Com isso, o Brasil passará, em breve, a fazer parte dos estudos internacionais comparativos sobre concentração de renda. Os dados já analisados, do período de 2007 a 2013, possibilitam traçar um quadro preliminar, provavelmente sem paralelos em termos de benefícios tributários e concentração de renda no topo da pirâmide social:
1) A concentração de renda brasileira supera qualquer outro país com informações disponíveis. O décimo mais rico apropria-se de metade da renda das famílias brasileiras (52 por cento), o centésimo mais rico algo próximo a um quarto (23,2 por cento) e o milésimo mais rico chega a um décimo (10,6 por cento), índices que ultrapassam os limites considerados toleráveis para as sociedades democráticas, segundo Piketty (2014).(2)
Mas o que realmente chama a atenção é que o meio milésimo mais rico concentra 8,5 por cento da renda, nível superior ao da Colômbia (5,4 por cento), que é um país extremamente desigual, quase três vezes maior que o do Uruguai (3,3 por cento) e o do Reino Unido (3,4 por cento) e cinco vezes maior que o da Noruega (1,7 por cento).
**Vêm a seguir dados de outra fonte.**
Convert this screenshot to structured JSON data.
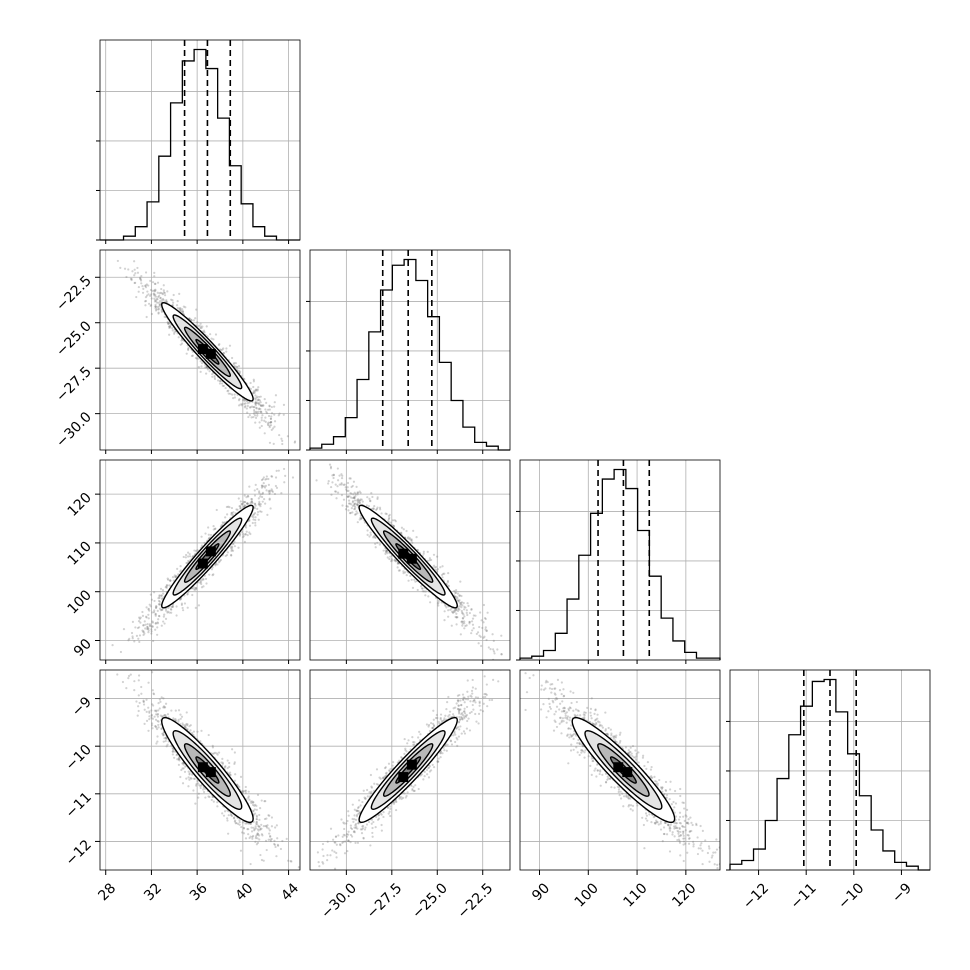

2) Os brasileiros super-ricos pagam menos imposto, em proporção da sua renda, que um cidadão típico de classe média alta, sobretudo o assalariado, o que viola o princípio da progressividade tributária, segundo o qual o nível de tributação deve crescer com a renda. Cerca de dois terços da renda dos super-ricos (meio milésimo da população) está isenta de qualquer incidência tributária, proporção superior a qualquer outra faixa de rendimentos. O resultado é que a alíquota efetiva média paga pelos super-ricos chega a apenas 7 por cento, enquanto a média nos estratos intermediários dos declarantes do imposto de renda chega a 12 por cento.
3) Essa distorção deve-se, principalmente, a uma peculiaridade da legislação brasileira: a isenção de lucros e dividendos distribuídos pelas empresas a seus sócios e acionistas. Dos 71 mil brasileiros super-ricos, cerca de 50 mil receberam dividendos em 2013 e não pagaram qualquer imposto por eles. Além disso, beneficiaram-se de uma baixa tributação sobre ganhos financeiros, que no Brasil varia entre 15 por cento e 20 por cento, enquanto os salários estão sujeitos a um imposto progressivo, cuja alíquota máxima de 27,5 por cento atinge níveis muito moderados de renda (acima de R$ 4,7 mil de renda mensal ou EU 1,3 mil em 2015).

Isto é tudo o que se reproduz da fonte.